Unique needs or feeding behaviors of individual infants may indicate a need for introduction of complementary foods as early as 4 months of age, whereas other infants may not be ready to accept other foods until approximately 8 months of age.193
Introduction of complementary feedings before 6 months of age generally does not increase total caloric intake or rate of growth and only substitutes foods that lack the protective components of human milk.194
During the first 6 months of age, even in hot climates, water and juice are unnecessary for breastfed infants and may introduce contaminants or allergens.195
Increased duration of breastfeeding confers significant health and developmental benefits for the child and the mother, especially in delaying return of fertility (thereby promoting optimal intervals between births).196
There is no upper limit to the duration of breastfeeding and no evidence of psychologic or developmental harm from breastfeeding into the third year of life or longer.197
Infants weaned before 12 months of age should not receive cow's milk but should receive iron-fortified infant formula.198
9. All breastfed infants should receive 1.0 mg of vitamin K1 oxide intramuscularly after the first feeding is completed and within the first 6 hours of life.199
Oral vitamin K is not recommended. It may not provide the adequate stores of vitamin K necessary to prevent hemorrhage later in infancy in breastfed infants unless repeated doses are administered during the first 4 months of life.200
10. All breastfed infants should receive 200 IU of oral vitamin D drops daily beginning during the first 2 months of life and continuing until the daily consumption of vitamin D-fortified formula or milk is 500 mL.201
Although human milk contains small amounts of vitamin D, it is not enough to prevent rickets. Exposure of the skin to ultraviolet B wavelengths from sunlight is the usual mechanism for production of vitamin D. However, significant risk of sunburn (short-term) and skin cancer (long-term) attributable to sunlight exposure, especially in younger children, makes it prudent to counsel against exposure to sunlight. Furthermore, sunscreen decreases vitamin D production in skin.

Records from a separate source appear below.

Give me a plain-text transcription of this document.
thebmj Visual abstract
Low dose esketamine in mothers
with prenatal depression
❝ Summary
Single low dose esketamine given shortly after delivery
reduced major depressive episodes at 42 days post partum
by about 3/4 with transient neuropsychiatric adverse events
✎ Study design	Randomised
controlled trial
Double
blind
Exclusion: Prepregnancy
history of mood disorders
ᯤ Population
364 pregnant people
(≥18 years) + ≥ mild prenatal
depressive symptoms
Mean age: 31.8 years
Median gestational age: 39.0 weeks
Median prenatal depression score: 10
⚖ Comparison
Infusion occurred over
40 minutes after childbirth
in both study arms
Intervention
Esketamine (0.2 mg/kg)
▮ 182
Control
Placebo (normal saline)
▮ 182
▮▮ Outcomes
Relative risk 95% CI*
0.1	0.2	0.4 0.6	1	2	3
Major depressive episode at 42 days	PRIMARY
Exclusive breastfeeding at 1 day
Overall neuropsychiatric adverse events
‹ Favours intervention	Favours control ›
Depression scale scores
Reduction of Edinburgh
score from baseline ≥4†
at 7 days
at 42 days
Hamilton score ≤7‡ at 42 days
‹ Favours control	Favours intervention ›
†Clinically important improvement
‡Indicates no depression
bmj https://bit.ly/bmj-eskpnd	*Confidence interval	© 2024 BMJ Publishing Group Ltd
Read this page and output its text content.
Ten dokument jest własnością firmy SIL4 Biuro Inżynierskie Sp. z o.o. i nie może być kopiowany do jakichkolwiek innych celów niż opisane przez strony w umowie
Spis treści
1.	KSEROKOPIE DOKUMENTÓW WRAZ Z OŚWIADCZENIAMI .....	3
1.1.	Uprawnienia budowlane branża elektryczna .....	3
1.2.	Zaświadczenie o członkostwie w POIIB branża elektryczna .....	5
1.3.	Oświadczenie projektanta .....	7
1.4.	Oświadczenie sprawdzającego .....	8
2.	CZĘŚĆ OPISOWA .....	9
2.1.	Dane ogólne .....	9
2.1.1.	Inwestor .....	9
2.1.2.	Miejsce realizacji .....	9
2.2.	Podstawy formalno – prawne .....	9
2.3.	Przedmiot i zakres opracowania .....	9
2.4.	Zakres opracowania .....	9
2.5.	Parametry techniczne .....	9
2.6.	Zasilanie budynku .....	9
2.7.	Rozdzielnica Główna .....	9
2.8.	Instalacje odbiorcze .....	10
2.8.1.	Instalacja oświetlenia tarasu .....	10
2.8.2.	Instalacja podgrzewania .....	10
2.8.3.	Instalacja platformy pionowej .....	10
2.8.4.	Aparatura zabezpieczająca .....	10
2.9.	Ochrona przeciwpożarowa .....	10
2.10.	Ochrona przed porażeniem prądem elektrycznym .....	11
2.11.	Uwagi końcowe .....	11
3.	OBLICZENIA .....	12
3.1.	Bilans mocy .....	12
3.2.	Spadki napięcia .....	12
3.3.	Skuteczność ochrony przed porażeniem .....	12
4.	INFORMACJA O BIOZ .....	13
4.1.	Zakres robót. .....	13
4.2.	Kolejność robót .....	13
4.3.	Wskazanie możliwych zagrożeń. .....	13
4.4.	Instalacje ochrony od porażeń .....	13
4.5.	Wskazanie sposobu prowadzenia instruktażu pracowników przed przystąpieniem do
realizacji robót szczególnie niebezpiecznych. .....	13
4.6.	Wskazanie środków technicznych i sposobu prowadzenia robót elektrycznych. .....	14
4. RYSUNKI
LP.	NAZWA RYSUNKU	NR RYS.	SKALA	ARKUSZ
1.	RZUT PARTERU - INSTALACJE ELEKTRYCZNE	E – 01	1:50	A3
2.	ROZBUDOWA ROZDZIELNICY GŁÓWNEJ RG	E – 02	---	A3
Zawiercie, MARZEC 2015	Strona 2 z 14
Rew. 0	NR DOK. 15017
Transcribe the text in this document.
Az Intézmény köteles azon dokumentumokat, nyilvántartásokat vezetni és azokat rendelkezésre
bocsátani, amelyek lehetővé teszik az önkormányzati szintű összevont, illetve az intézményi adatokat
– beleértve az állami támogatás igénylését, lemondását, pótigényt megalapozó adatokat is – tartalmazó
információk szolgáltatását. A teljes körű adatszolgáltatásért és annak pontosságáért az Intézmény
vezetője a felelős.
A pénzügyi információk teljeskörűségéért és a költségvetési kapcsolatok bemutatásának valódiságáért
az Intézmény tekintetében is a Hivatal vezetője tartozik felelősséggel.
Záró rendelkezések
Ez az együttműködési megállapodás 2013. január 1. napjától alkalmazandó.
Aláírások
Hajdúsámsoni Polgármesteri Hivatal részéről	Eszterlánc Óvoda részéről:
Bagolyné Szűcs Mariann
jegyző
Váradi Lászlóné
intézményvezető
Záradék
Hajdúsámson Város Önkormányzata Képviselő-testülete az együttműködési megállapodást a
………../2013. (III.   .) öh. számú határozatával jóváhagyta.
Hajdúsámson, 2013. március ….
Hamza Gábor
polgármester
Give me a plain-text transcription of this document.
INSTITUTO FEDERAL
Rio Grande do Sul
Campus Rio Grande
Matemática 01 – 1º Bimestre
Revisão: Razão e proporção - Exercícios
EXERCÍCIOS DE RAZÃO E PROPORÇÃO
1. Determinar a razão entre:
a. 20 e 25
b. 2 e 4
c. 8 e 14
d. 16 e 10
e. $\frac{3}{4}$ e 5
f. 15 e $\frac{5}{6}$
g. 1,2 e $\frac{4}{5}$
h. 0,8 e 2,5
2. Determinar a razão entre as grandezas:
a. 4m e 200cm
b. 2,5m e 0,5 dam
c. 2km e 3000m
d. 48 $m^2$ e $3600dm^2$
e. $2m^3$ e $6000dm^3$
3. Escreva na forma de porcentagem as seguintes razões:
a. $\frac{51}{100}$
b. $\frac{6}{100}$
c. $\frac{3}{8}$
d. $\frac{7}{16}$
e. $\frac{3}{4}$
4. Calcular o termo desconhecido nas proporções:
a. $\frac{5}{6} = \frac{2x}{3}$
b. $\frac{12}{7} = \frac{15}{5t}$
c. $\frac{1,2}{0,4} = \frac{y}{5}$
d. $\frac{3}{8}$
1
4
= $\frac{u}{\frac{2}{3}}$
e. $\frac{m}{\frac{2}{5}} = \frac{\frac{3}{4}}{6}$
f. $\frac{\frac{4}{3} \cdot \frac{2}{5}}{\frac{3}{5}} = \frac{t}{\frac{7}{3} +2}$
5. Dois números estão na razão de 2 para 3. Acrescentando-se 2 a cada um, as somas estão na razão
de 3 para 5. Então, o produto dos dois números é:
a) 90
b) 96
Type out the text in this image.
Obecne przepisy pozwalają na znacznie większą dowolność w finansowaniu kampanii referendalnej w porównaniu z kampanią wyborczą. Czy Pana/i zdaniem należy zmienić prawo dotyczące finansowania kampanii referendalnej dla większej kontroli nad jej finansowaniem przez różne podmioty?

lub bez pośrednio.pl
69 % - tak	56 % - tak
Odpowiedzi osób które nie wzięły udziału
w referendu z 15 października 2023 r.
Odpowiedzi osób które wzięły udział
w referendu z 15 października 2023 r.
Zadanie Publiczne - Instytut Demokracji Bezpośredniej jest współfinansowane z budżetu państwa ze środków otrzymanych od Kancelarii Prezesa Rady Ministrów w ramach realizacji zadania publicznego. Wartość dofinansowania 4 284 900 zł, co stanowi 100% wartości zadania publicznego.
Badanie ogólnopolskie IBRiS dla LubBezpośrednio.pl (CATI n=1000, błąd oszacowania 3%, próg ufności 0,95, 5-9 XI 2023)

11. Supplementary fluoride should not be provided during the first 6 months of life.202
From 6 months to 3 years of age, the decision whether to provide fluoride supplementation should be made on the basis of the fluoride concentration in the water supply (fluoride supplementation generally is not needed unless the concentration in the drinking water is <0.3 ppm) and in other food, fluid sources, and toothpaste.
12. Mother and infant should sleep in proximity to each other to facilitate breastfeeding.203
Should hospitalization of the breastfeeding mother or infant be necessary,
every effort should be made to maintain breastfeeding, preferably directly,
or pumping the breasts and feeding expressed milk if necessary.